I tasted mine and decided not to cut it with more white wine vinegar. Taste yours and see what you think! Remember, you can always add more but you can’t remove it once you’ve added it so do it in small increments, tasting the vinegar as you go.

The last step is to put your homemade vinegar into some pretty bottles and label them. I had some extra bottles from last summer’s hot sauce, which were the perfect size.

Now that you’re an expert on how to make white wine vinegar, head out to your herb garden and see what inspires you! If your rosemary plant is profuse, it might be time to make some rosemary infused vinegar. I think tarragon might be my next flavor to try.
There are so many possibilities with what you can make through infusion, which is such a simple process requiring just a few ingredients and a lot of patience. A similar process can utilize, for example, when learning how to make vanilla extract.

Here’s a recipe for a vinaigrette you can make with your new vinegar – courtesy of Rita.

Go to taste on ingredients. This is delicious drizzled over Caprese salad or mixed greens.
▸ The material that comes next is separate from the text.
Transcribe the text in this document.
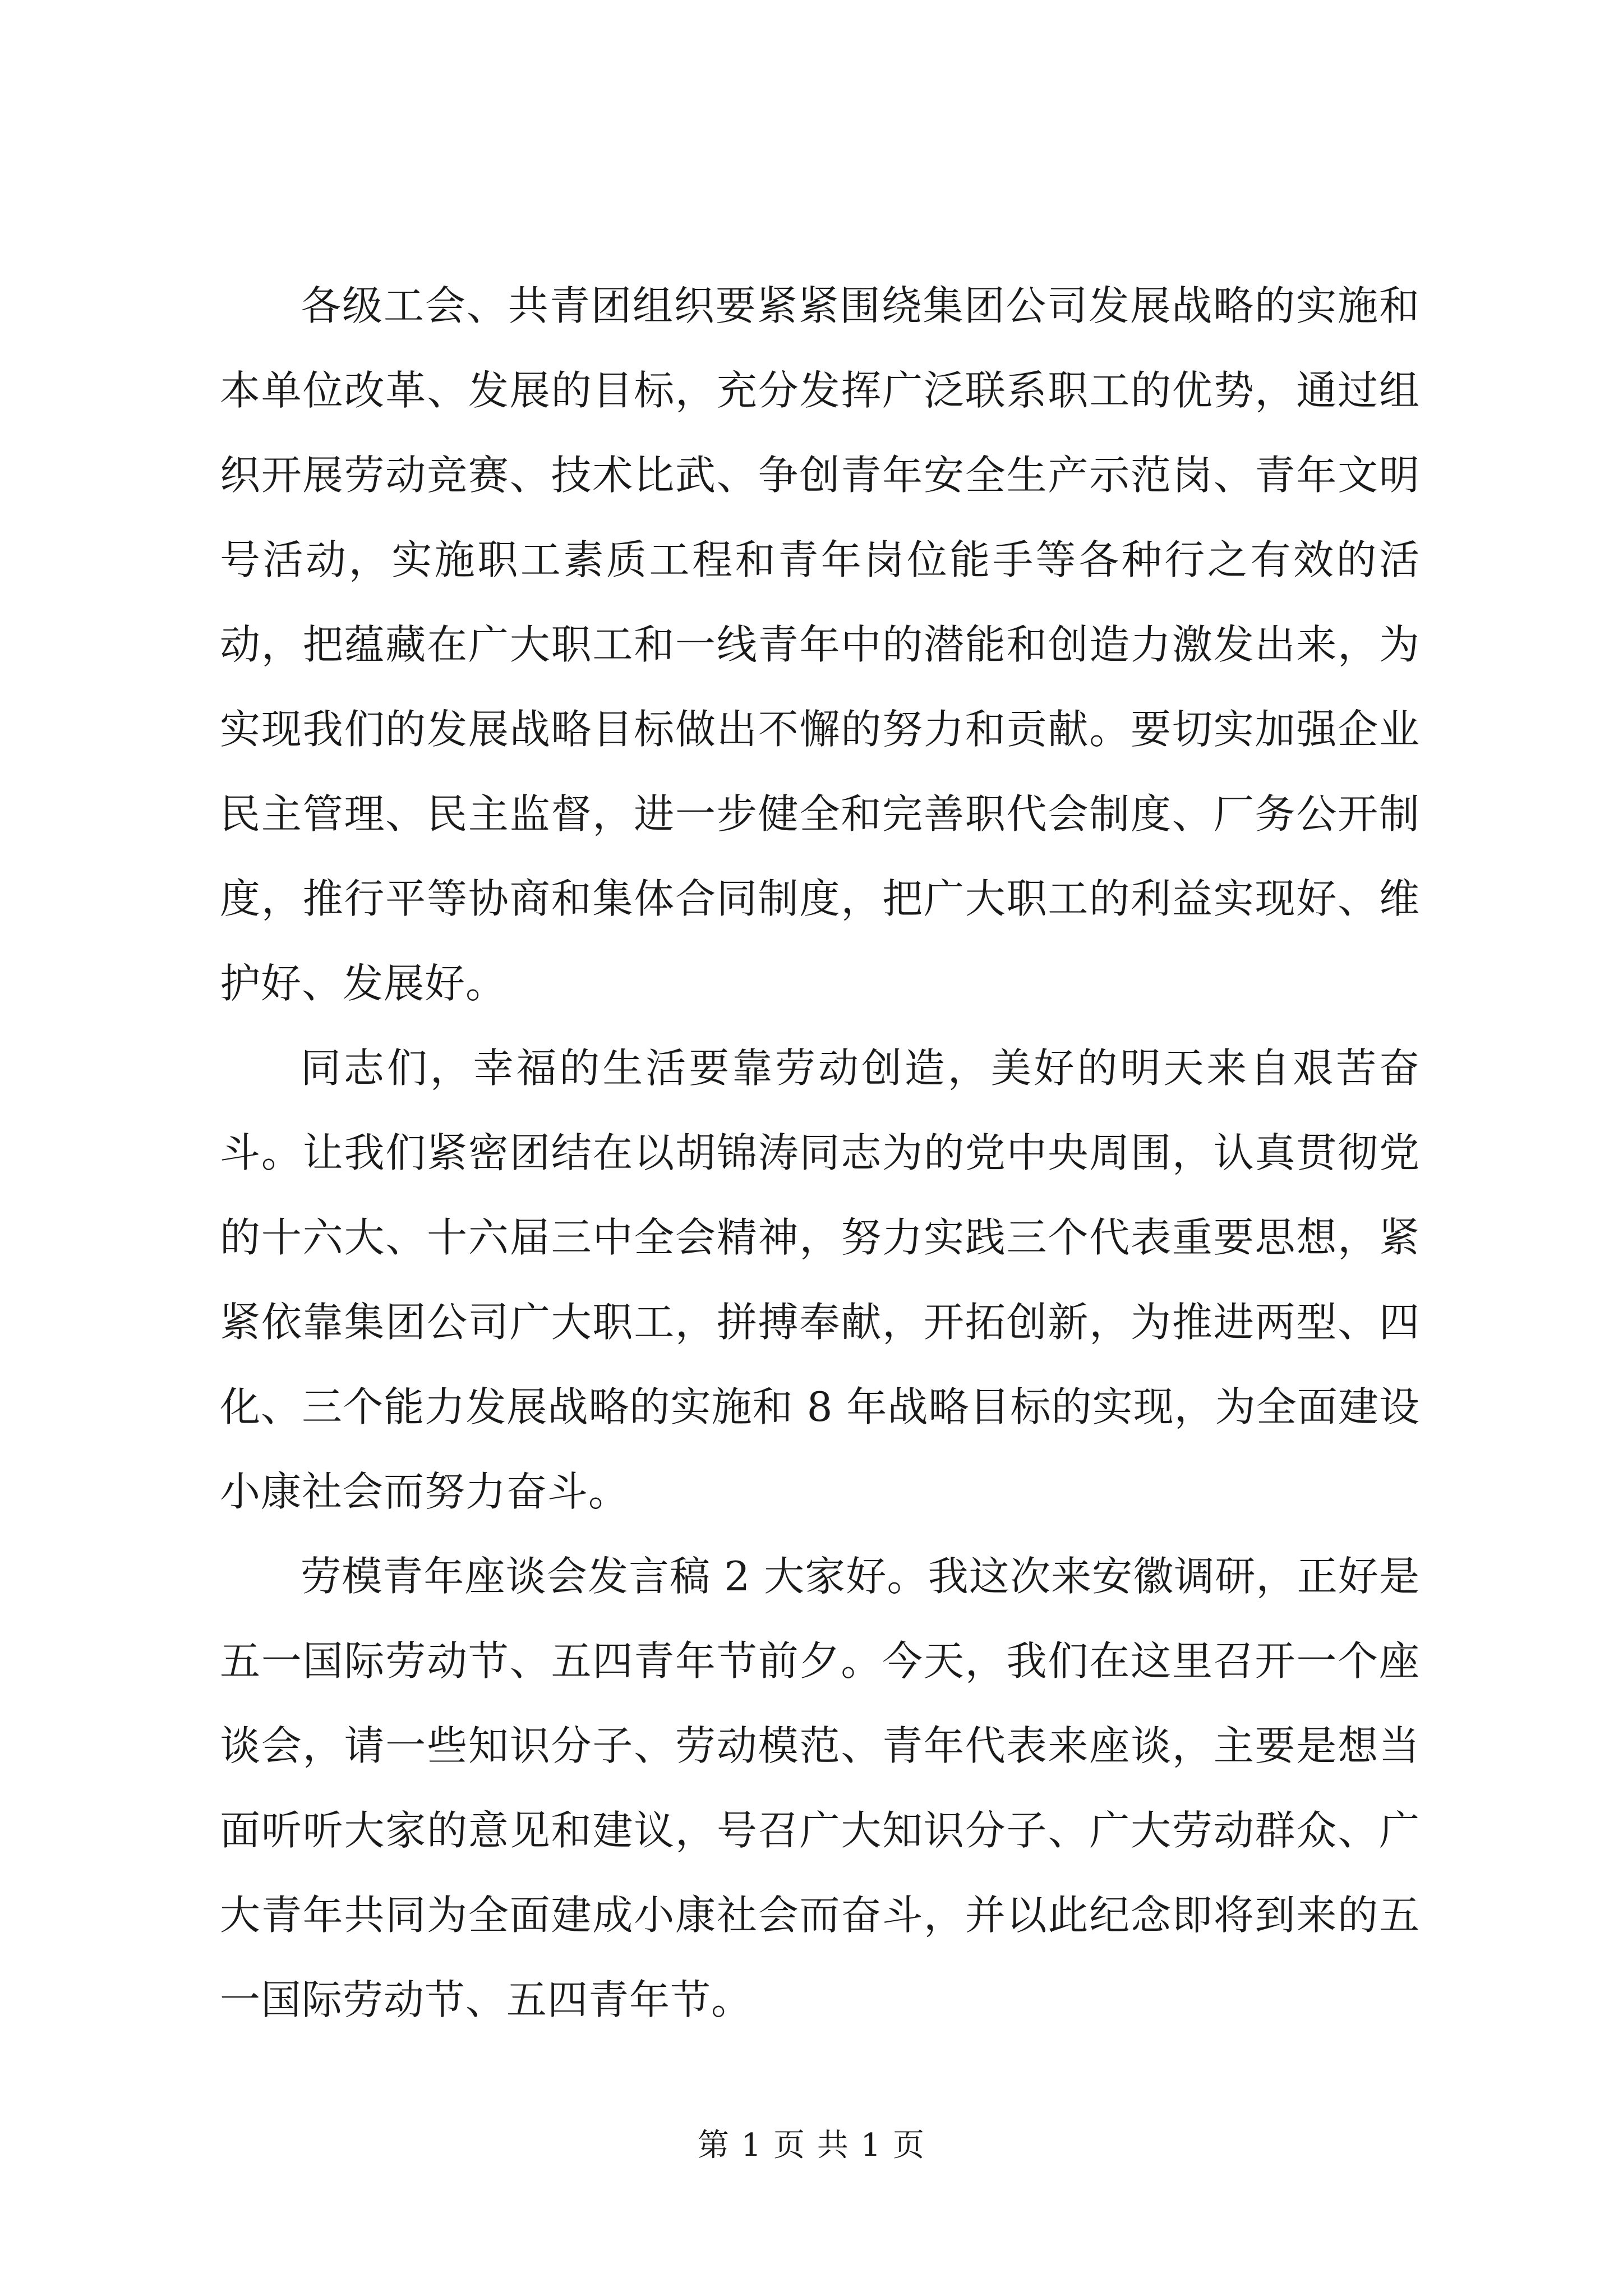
各级工会、共青团组织要紧紧围绕集团公司发展战略的实施和本单位改革、发展的目标，充分发挥广泛联系职工的优势，通过组织开展劳动竞赛、技术比武、争创青年安全生产示范岗、青年文明号活动，实施职工素质工程和青年岗位能手等各种行之有效的活动，把蕴藏在广大职工和一线青年中的潜能和创造力激发出来，为实现我们的发展战略目标做出不懈的努力和贡献。要切实加强企业民主管理、民主监督，进一步健全和完善职代会制度、厂务公开制度，推行平等协商和集体合同制度，把广大职工的利益实现好、维护好、发展好。

同志们，幸福的生活要靠劳动创造，美好的明天来自艰苦奋斗。让我们紧密团结在以胡锦涛同志为的党中央周围，认真贯彻党的十六大、十六届三中全会精神，努力实践三个代表重要思想，紧紧依靠集团公司广大职工，拼搏奉献，开拓创新，为推进两型、四化、三个能力发展战略的实施和 8 年战略目标的实现，为全面建设小康社会而努力奋斗。

劳模青年座谈会发言稿 2 大家好。我这次来安徽调研，正好是五一国际劳动节、五四青年节前夕。今天，我们在这里召开一个座谈会，请一些知识分子、劳动模范、青年代表来座谈，主要是想当面听听大家的意见和建议，号召广大知识分子、广大劳动群众、广大青年共同为全面建成小康社会而奋斗，并以此纪念即将到来的五一国际劳动节、五四青年节。

第 1 页 共 1 页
3 tablespoons chive vinegar
1/3 cup Balsamic vinegar
Squirt of Dijon mustard
1 small clove garlic, minced
3/4 cup oil

If you love reading about this stuff but don’t have an herb garden going yet to make your own, my bottles are available for sale if you live in the Cincinnati area.  I hope at the very least, this has inspired you to plant some herbs!  Maybe by this time next summer you will be growing garlic or a healthy rosemary plant and asking yourself: what kind of infused vinegar should I make next?